I was already reading up on how the build process for hosting on Github would go, cause compared to Gitlab it`s a little more complicated. On that note I stumbled on a post on Hugo someone advising someone else to take a look at Netlify. Never heard of this platform so I had some reading to do.

When I was up-to-speed I went back to google and found some official docs on how to use Hugo on Netlify.
In short it had a few steps

  1. Create an account on Netlify.
  2. Authorize a webhook connection between Gitlab/Github/Bitbucket to Netlify.
  3. Specify a build commando or include a netlify.toml for advanced configuration.

After completing these steps I got an auto generate url from Netlify and was able to preview my site, so that was easy.

One more thing…

The custom domain, the one you are looking at in your browser. So you got it working ? yhe, following the instruction listed here. I will summarize the difference in dns settings between Gitlab pages and Netlify

Gitlab wants you to add an A record for a root domain or a CNAME record for a subdomain (But without the trailing dot) to your DNS settings. Well, Netlify wants complete control and asks you to override the default nameserver settings from your DNS provider and sets it to those of Netlify.

I did registered this domain for the soul purpose of this website so I did just that, I changed the default nameservers to those of Netlify.
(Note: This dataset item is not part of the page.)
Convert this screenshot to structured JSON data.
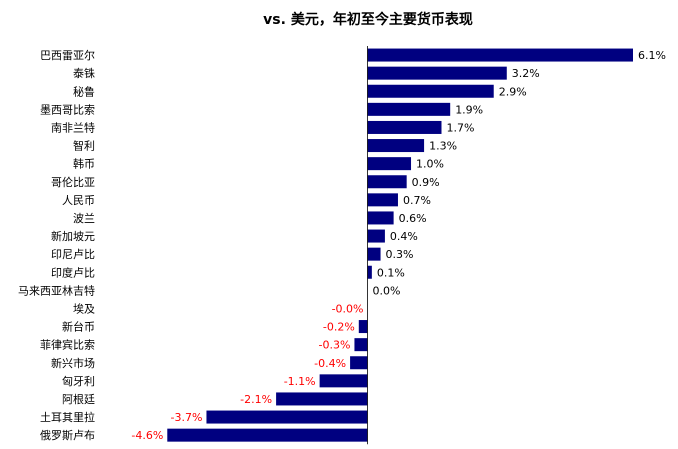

After that I create my subdomain in Netlify site settings and after all the servers were in sync my site was able to be reached through https://maikel.bollemeijer.codes and every time I push a new commit to Gitlab a webhook push is done to Netlify and they start building the new source, and when there are no issues while building, the new source gets deployed and your site is live. I must say this a rather quick process, in less then 30 seconds after your push is finished Netlify has build your source and has deployed it.

Mission complete!

Yes, the goal is reached but through Netlify connecting to Gitlab and with giving up the ability to use my domain for something else then this Blog. For now this is a viable solution, but in the end I want control over my DNS records back, so I have to figure out how to keep control over my records but keep maintaining this connection with Netlify.

Thanks for reading, let me know what you think or perhaps share your experience with setting up a static site.